I haven’t blogged in about a week. I promise I’ve tried. I’ve written entire blog posts and reread them and thought, “No one will want to read these.” Then I thought to myself, “If I didn’t post a blog every time I thought it was not entertaining or interesting, I guess I’d never post.” So here goes.
I met a mom at the YMCA before I had a job in Hotlanta and described to her my situation. She said, “Do you babysit?” And ever since then I’ve had a steady “clientele,” if you will, of families for whom I babysit once a month or so. They are all pretty upper- to upper-middle-class families, with super large houses, Ikea kitchens, cleaning ladies, and interior decorations done by professionals. They’re like those families you see on TV.
Anyway, I was babysitting the other night for a family. The mom works at a furniture/interior design store. The dad is a chef and owns his own restaurant. They have a son who is 8 and a daughter who is 3. The son takes fencing classes and the daughter is a ballerina princess. At least that’s what she thinks she is.
The dad works nights because… well that’s when people visit his restaurant. The mom works days. So, when she wants to get a break or hang out with her friends, it’s usually on a Friday night. This particular Friday, the 8 year old son was staying at a friend’s house, so it was just me and the 3 year old. As soon as I realized this, I figured this night would be a piece of cake. It’s always the 3 year old that demands the most attention anyway.
I brought some craft stuff over so we could make Valentines. I made dinner, which for her is usually macaroni and cheese, a cheese and re-fried bean quesadilla, (I could not imagine myself eating re-fried beans at 3, or even now for that matter, yuck, if they didn’t fry them right the first time, why eat re-fried?), or Spanish rice. Apparently, feeding a 3 year old is hard because they’re so picky…
Then mom leaves, and she’s fine. No crying. We eat dinner and play a game with hula hoops that she makes up. Then I decide to start with the Valentine’s. I show her how we make them, and we get started. I am talking to her the whole time about how she can make one for mommy, and one for daddy, and one for her brother. Then, out of nowhere, the staggered breathing starts. Then comes the little whine, “I want my mommy and daddy.” Then the full on crying.
Now, I realize that she’s not had a nap that day, and that her bedtime is getting fairly close. I figure I’ll get her to finish her Valentine and then it’s off to bed.
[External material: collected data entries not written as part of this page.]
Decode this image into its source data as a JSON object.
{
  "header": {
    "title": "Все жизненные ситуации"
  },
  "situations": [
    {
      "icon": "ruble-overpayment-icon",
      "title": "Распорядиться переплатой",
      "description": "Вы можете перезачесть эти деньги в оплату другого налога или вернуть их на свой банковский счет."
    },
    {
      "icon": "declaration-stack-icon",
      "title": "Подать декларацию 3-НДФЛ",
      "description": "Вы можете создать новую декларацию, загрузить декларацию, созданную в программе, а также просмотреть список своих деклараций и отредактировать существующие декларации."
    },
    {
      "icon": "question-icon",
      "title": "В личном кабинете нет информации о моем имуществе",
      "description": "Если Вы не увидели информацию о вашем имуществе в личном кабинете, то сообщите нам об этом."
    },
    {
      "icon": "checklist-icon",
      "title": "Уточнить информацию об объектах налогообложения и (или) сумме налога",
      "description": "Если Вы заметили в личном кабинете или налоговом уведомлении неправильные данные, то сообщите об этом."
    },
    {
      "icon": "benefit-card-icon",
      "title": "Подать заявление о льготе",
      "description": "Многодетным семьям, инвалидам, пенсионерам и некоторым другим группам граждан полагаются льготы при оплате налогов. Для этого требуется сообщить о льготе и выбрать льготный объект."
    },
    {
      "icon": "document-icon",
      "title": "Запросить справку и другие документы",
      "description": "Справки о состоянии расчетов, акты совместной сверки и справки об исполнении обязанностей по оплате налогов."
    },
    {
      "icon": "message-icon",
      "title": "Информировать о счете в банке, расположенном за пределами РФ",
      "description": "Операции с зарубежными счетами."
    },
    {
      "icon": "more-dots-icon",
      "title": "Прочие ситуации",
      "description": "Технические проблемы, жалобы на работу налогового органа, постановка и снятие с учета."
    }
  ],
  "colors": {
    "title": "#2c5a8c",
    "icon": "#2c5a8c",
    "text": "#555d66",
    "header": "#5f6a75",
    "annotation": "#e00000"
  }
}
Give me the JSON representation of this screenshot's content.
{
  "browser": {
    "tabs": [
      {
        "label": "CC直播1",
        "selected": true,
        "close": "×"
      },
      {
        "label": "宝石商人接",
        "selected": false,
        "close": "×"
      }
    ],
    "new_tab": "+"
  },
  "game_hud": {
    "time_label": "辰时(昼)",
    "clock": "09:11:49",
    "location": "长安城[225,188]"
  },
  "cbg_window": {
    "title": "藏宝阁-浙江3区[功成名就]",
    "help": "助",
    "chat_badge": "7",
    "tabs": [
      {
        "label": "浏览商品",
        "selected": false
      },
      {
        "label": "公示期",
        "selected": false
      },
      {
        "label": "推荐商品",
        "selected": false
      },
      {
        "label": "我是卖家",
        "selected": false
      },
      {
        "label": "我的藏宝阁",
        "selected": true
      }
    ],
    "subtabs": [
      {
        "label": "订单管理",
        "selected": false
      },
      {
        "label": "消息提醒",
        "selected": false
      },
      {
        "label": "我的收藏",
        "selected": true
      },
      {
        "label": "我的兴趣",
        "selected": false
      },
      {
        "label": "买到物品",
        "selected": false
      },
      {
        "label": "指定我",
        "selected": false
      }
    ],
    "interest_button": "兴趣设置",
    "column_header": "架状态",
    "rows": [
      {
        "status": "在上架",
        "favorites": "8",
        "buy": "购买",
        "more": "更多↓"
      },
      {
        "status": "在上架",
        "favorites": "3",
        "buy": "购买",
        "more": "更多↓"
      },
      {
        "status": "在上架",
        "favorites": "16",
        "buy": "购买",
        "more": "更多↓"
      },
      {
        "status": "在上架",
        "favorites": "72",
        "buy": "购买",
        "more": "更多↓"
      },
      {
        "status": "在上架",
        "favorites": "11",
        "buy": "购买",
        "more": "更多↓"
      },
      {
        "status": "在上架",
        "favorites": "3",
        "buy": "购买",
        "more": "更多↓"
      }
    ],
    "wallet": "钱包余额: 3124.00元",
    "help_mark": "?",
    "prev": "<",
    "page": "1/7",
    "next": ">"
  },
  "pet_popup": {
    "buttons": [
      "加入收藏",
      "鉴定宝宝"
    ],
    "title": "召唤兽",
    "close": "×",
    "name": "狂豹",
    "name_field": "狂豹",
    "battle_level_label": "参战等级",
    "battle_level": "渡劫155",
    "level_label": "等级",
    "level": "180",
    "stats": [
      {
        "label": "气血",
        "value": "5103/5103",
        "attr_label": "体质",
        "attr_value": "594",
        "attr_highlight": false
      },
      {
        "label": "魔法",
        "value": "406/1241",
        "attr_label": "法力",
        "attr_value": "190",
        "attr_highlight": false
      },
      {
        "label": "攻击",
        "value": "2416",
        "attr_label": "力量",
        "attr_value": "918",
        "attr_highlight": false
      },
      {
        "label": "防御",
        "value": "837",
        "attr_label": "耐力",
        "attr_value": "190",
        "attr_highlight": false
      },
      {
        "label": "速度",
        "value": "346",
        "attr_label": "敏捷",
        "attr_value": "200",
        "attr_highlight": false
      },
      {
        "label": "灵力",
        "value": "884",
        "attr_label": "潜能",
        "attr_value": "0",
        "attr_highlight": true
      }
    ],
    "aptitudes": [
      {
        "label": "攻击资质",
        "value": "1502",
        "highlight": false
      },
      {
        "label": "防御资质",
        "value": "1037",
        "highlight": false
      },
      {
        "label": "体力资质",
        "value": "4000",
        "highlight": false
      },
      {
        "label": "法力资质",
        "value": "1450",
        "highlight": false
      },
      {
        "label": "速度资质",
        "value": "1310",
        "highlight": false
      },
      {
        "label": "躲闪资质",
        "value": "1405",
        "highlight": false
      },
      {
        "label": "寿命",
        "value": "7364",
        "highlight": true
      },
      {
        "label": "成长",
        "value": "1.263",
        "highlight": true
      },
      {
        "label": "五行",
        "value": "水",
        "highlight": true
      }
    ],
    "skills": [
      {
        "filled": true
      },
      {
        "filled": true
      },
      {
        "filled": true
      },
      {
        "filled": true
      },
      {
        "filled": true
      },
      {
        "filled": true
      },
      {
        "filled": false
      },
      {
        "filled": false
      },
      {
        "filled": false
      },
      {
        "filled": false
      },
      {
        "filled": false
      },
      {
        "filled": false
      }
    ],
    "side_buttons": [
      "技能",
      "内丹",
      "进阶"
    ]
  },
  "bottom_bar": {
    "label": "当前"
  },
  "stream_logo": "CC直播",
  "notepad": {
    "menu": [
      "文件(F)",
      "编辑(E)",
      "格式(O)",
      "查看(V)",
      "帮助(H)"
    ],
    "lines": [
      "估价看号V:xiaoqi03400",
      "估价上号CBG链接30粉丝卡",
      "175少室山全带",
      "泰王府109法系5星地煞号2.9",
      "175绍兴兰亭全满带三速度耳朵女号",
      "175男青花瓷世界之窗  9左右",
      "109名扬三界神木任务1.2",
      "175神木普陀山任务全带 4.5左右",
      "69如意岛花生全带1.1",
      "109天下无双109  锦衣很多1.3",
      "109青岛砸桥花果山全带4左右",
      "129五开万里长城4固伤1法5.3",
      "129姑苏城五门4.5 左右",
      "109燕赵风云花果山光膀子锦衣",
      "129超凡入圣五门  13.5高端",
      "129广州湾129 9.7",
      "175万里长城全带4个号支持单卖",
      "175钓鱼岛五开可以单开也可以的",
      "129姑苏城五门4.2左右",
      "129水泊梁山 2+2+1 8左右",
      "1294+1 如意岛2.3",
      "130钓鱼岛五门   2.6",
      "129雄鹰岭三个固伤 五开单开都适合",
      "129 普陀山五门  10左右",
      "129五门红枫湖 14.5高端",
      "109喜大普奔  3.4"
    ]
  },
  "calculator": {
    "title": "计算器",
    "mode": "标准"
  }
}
As soon as this thought runs through my head, the screaming starts.
This little 3 year old is screaming so loudly and so painfully, I am certain the neighbors are going to call the police because they think I’m torturing her. I do what I figure is best. I mean, you can’t rationalize with a tired toddler. So I ignore her, in true Carolyn fashion. I figure she can’t go on like this for an extended period of time. She’ll wear herself out, and then it’ll be a matter of carrying her upstairs and putting her to bed.
I wait it out… for 30 minutes. Meanwhile, she’s totally forgotten that I’m there and is just listening to herself scream. She’s yelling, “I want mommy and daddy” all the different ways she can, in all kinds of different tones, “I WANT mommy and DADDY!” “i want MOMMY AND daddy.” “I WANT MOMMY and DADDY!” You get the picture.
Then she remembered I was there. She waddled over to me, eyes red and swollen from crying, snot running down her face, and screaming right in my ear. “I WANT mommy and DADDDDDY!”
I consider myself a fairly patient person. That’s a lie, but I was really trying with this one. And that made me snap out of ignore mode. I said calmly but sternly, making sure not to yell back, “Hey! I do not yell at you, and you do not yell at me.”
So I took her to her room and made her sit in time out by herself. After about 5 minutes, I made her change into her pajamas and get in bed. I usually have to lay with her until she falls asleep which can range from 30 minutes to an hour. Tonight though, she was gone in 5 minutes.
When her mom got home later that night, I said, “I don’t negotiate with terrorists and toddlers.” And then she informed me that I should change my mind about having kids because I’d be such a good mom.
Being a parent must be the most thankless job on earth. All that ungratefulness and anger that kids get from various sources gets piled up on you because you’re the only one they know who can take it all.
I read an article yesterday about why toddlers have tantrums. Something about their prefrontal cortexes are still just mush which is great for language development, but bad for emotional stability.
Lots of people commented that kids just needed more structure, fewer options, more naps, a “woodshed” (kinda antiquated, no?), etc.
I’m just glad I get paid to be a mini-mom on certain nights, and I get to give it up when the night’s over. I cannot imagine what moms and dads go through to make tiny irrational human beings into functioning adults.